I don't think given where we are in the cycle at the moment, it's particularly conducive with the start up . We are working hard to make sure that when the conditions are right, that the asset is in the right position to be able to restart effectively and efficiently. It's a supportive comment around the Darwin facility. I think there's a lot of optionality there. We retain that as a core cost operation to support it, but certainly at the right time, I think it's an asset we'll look and grow.

Operator

Thank you. Your next question via the webcast asks: When will the next revaluation of property assets be completed?

Hugh Killen
Managing Director and CEO, Australian Agricultural Company

We do a revaluation of our property assets on an annual basis, so that actually takes quite a long time to do. Actually takes a few months for us to run through given the size of the business. That just starts in the next few weeks, and we don't report our revaluation until the full year on 31st of March.

Operator

Thank you. Your next question asks: Please explain company attitude to retaining heifers from the branded program versus feeding them. Are you retaining significantly more heifers?

Hugh Killen
Managing Director and CEO, Australian Agricultural Company

Look, our focus is always on maintaining AACo's core herd to support our branded beef program. Obviously there's a balance between having the right breeding stock coming through from a heifer perspective and obviously supporting our branded beef business. Now, we don't disclose the mix of that, but ultimately, given where we've been from a seasonal perspective, as well as industry in terms of the impact of the droughts and the floods, you know, we're retaining as many productive females in our herd as we possibly can. We'll continue to do that.
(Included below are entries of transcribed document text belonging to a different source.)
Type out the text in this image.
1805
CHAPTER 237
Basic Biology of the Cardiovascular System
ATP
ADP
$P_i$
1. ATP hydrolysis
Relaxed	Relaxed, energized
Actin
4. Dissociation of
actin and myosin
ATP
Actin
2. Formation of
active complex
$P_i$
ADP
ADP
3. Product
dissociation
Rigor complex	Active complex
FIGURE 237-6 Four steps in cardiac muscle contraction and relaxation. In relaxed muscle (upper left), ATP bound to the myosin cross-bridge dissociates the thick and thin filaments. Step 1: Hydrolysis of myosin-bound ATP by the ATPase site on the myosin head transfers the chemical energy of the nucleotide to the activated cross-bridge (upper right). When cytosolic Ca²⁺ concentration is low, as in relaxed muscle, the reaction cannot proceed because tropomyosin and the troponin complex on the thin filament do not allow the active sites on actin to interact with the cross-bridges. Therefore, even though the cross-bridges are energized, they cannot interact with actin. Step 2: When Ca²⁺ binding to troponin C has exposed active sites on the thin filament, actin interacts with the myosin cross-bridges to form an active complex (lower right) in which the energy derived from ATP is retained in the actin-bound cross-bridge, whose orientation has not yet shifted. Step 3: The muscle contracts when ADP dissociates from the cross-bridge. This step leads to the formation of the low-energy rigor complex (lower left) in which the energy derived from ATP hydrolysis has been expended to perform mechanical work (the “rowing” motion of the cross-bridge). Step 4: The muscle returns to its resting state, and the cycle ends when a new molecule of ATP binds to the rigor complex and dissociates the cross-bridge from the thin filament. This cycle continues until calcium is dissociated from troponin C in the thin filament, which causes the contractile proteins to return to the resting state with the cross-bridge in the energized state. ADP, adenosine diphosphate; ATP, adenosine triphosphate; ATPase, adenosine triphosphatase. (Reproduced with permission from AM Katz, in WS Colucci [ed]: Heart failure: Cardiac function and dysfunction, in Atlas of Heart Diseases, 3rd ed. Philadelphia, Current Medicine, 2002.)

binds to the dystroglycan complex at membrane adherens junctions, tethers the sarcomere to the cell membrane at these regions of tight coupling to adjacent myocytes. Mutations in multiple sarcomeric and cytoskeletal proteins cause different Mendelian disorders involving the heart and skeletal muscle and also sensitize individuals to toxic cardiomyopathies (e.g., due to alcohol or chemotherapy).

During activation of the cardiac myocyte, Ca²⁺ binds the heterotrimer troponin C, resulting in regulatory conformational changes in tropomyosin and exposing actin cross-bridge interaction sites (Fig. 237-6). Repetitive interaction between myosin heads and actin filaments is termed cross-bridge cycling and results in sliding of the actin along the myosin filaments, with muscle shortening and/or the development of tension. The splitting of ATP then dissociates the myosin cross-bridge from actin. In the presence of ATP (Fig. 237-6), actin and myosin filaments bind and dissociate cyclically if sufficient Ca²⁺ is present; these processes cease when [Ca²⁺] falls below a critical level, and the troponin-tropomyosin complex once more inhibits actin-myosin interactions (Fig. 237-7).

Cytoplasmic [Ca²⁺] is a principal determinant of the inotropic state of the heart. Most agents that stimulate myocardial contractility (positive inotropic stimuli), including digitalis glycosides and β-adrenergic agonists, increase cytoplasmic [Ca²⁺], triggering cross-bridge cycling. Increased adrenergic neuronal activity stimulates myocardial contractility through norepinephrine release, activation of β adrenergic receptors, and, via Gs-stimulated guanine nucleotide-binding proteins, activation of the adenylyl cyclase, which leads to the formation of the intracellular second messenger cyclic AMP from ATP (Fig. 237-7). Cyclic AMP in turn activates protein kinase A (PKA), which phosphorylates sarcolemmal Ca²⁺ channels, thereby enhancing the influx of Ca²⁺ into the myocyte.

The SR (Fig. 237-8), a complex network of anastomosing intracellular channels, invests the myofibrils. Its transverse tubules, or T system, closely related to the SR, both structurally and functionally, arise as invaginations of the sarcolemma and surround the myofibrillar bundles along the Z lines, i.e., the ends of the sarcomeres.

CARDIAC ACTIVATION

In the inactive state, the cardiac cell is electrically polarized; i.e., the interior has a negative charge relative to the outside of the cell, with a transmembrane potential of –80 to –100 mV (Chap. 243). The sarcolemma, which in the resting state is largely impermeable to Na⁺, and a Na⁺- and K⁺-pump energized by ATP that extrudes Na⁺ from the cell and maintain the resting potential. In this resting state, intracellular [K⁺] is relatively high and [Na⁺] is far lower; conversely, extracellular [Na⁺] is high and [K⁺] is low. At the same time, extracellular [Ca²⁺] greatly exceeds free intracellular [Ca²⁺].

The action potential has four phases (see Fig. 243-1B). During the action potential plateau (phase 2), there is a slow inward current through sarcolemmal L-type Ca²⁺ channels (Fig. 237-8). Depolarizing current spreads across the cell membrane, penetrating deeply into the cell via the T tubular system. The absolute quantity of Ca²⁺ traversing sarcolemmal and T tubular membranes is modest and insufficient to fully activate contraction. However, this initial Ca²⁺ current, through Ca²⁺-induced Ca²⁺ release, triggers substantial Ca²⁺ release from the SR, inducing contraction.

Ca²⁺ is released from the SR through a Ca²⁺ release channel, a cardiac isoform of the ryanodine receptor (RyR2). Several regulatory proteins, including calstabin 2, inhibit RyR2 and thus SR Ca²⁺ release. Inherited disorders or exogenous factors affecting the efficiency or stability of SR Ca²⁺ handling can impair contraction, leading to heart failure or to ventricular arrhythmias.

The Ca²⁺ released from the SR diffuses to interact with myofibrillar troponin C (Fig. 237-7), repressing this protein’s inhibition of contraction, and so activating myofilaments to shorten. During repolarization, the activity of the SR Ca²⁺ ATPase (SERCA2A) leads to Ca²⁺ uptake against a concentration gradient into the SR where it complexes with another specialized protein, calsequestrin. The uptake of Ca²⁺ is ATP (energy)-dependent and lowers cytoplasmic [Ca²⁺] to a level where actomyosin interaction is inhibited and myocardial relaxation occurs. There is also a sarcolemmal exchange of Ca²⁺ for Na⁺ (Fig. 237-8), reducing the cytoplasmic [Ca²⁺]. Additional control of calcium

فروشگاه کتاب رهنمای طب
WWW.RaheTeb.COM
That's a fine balance between actually making sure we've got the right number of cattle in our feedlot for our branded program, but ultimately we wanna make sure we have the right cattle on hand from a breeding perspective.
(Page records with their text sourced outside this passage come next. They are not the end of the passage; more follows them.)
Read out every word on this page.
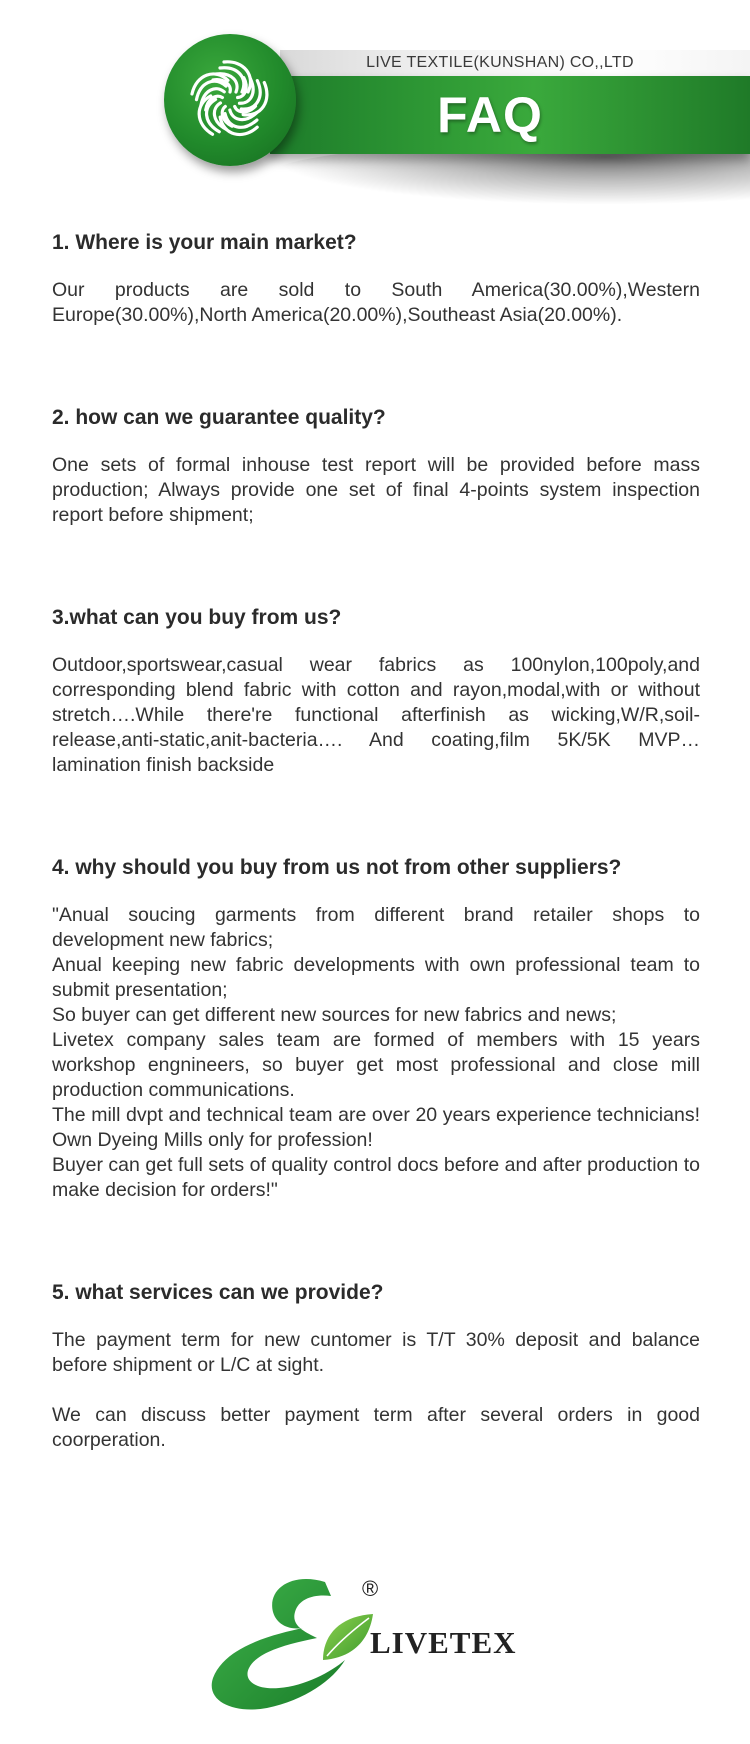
LIVE TEXTILE(KUNSHAN) CO,,LTD
FAQ
1. Where is your main market?

Our products are sold to South America(30.00%),Western Europe(30.00%),North America(20.00%),Southeast Asia(20.00%).

2. how can we guarantee quality?

One sets of formal inhouse test report will be provided before mass production; Always provide one set of final 4-points system inspection report before shipment;

3.what can you buy from us?

Outdoor,sportswear,casual wear fabrics as 100nylon,100poly,and corresponding blend fabric with cotton and rayon,modal,with or without stretch….While there're functional afterfinish as wicking,W/R,soil-release,anti-static,anit-bacteria…. And coating,film 5K/5K MVP… lamination finish backside

4. why should you buy from us not from other suppliers?
"Anual soucing garments from different brand retailer shops to development new fabrics;
Anual keeping new fabric developments with own professional team to submit presentation;
So buyer can get different new sources for new fabrics and news;
Livetex company sales team are formed of members with 15 years workshop engnineers, so buyer get most professional and close mill production communications.
The mill dvpt and technical team are over 20 years experience technicians! Own Dyeing Mills only for profession!
Buyer can get full sets of quality control docs before and after production to make decision for orders!"
5. what services can we provide?
The payment term for new cuntomer is T/T 30% deposit and balance before shipment or L/C at sight.
We can discuss better payment term after several orders in good coorperation.
®
LIVETEX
What I would say is the productivity of the female herd, like in terms of the age of our cow herd and heifers retained across AACo, will be very supportive of growing that herd in the right way over the next couple of years.

Operator

Thank you. There are no further questions via the webcast. We'll pause a moment for any final questions to come through. Thank you. There are no further questions at this time, and that does conclude our call for today. Thank you for participating. You may now disconnect.